Secteur EAH à Madagascar : Lovy Rasolofomanana préconise un cadrage politique clair  

Jacaranda
WaterAid a des propositions viables et tenant compte de cette dimension de Gestion Intégrée des Ressources en Eau incluant tous les secteurs sociaux de développement cités plus haut.

Le taux d’accès à l’eau enregistré par le ministère de l’Eau, de l’Assainissement et de l’Hygiène en 2017 était de 27%. Deux autres sources d’information sur le même secteur donnent des chiffres différents que ceux avancés par le MEAH.

Bilan. Le directeur pays de l’association Water’Aid Madagascar Lovy Rasolofomanana a fait part de ses opinions et visions face à la situation actuelle du secteur Eau, Assainissement et Hygiène. Une situation qui serait loin de ce qu’elle devrait être. Si l’on ne cite que le budget accordé par le gouvernement audit secteur. « Le budget accordé depuis au secteur EAH ne répond pas aux besoins réels de la population identifiée » a fait savoir Lovy Rasolofomanana. Avant de noter que « l’on a besoin de plus de 200 millions de dollars par an pour répondre à ce besoin ». Un écart énorme pour permettre au secteur de s’améliorer et d’améliorer la vie des Malagasy éparpillés dans les 22 régions. Outre le manque de financement, le secteur soufrerait également de la complexité d’appréhension des décideurs et des acteurs. Transversal, l’EAH prend en compte tous les secteurs sociaux. Allant de la nutrition, de l’agriculture à la gestion des déchets en passant par l’évacuation des excrétas, des déchets solides et des eaux usées et des eaux fluviales. La démarche actuelle qui ne prévoit ni la croissance démographique, ni la prévision du coût de réhabilitation ni de maintenance des infrastructures en seraient une parfaite manifestation de cette incompréhension si l’on se réfère aux dires de Lovy Rasolofomanana. S’y rajouterait le manque de plan d’investissement clair en matière de technologie et de coût d’investissement, d’exploitation, d’entretien et d’extension desdites infrastructures.

Suggestions. Etant donné le bilan du secteur et compte tenu du contexte socio-politique actuel, Lovy Rasolofomanana se pose des questions sur ce que le futur gouvernement envisagerait de faire dans le secteur EAH. Le directeur pays du Water’Aid également de se demander de la place que ledit gouvernement va accorder à l’EAH par rapport aux autres secteurs sociaux de base comme la santé, l’éducation et la nutrition. Avant de mettre l’accent sur l’éventuelle approche que le gouvernement adoptera pour ledit secteur.

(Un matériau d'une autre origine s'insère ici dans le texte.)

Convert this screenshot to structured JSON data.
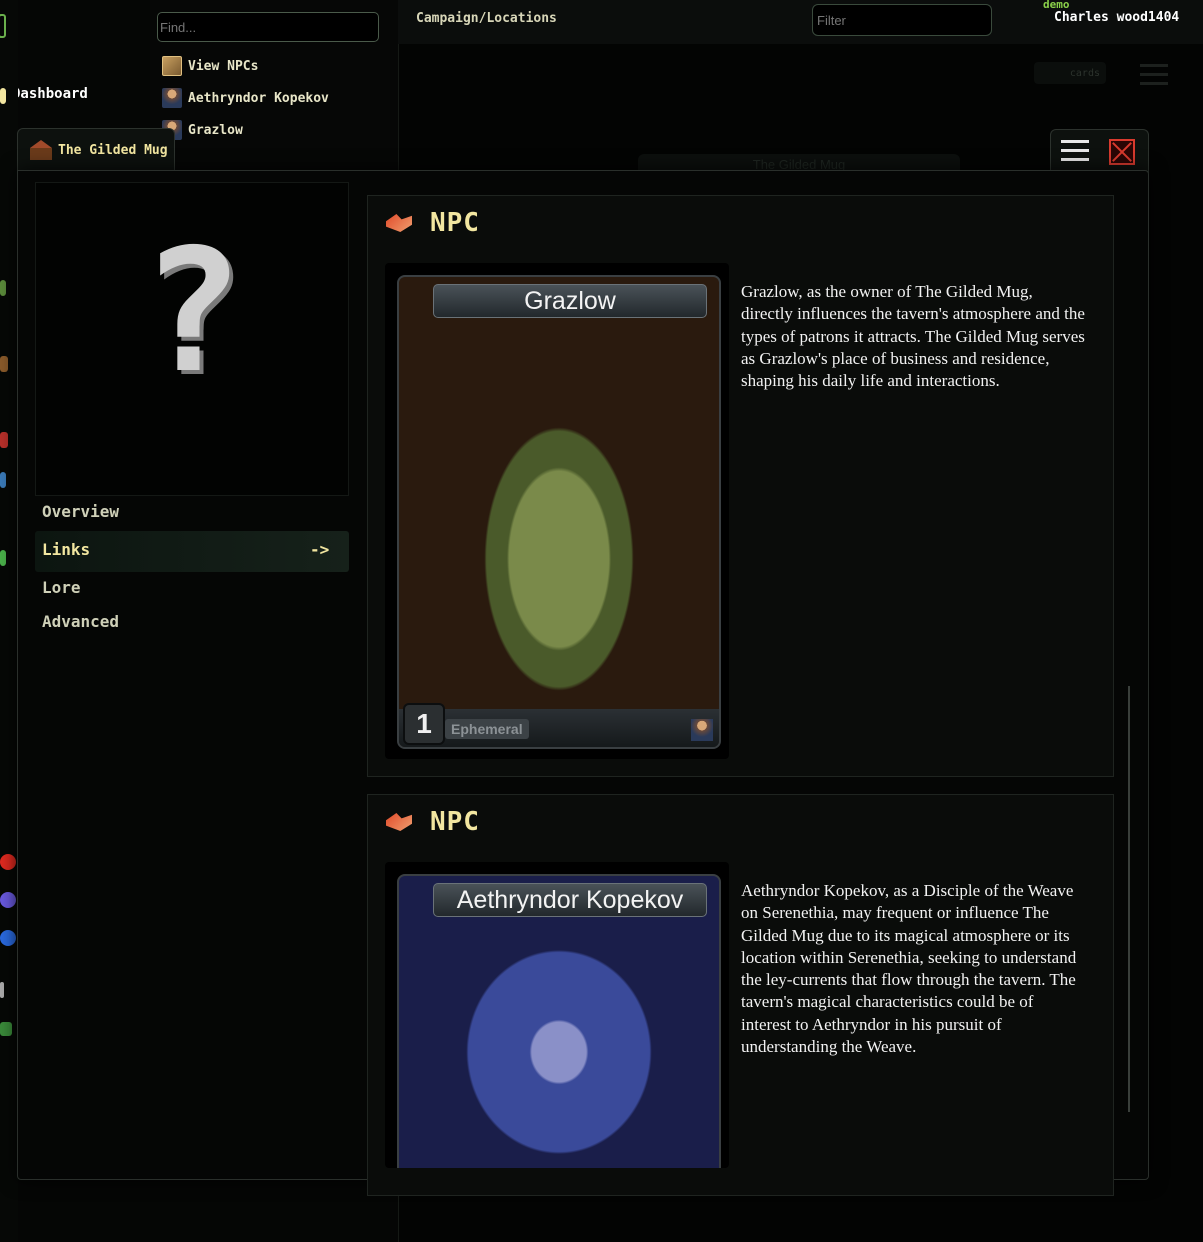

Néanmoins, Lovy Rasolofomanana propose « la mise en place d’un cadrage clair de la politique du secteur EAH ». « Il conviendrait d’organiser une discussion franche sur le code de l’EAH. Proposer une politique claire et viable allant vers un arrangement institutionnel clair et viable » a noté notre interlocuteur. Avant d’expliquer que « la viabilité consiste au côté fonctionnel qui répond à chaque situation des zones concernées ». Lovy Rasolofomanana également de préciser « la capacité de mise en œuvre de la politique ». Entre autres, « les aptitudes techniques, l’existence de structures appropriées aux différents niveaux, mais également les instruments de travail à l’usage des acteurs locaux. Ou encore l’appui aux Collectivités territoriales décentralisées en matière de maitrise d’ouvrage, mais également à faciliter l’émergence des opérateurs privés pour travailler dans le secteur EAH.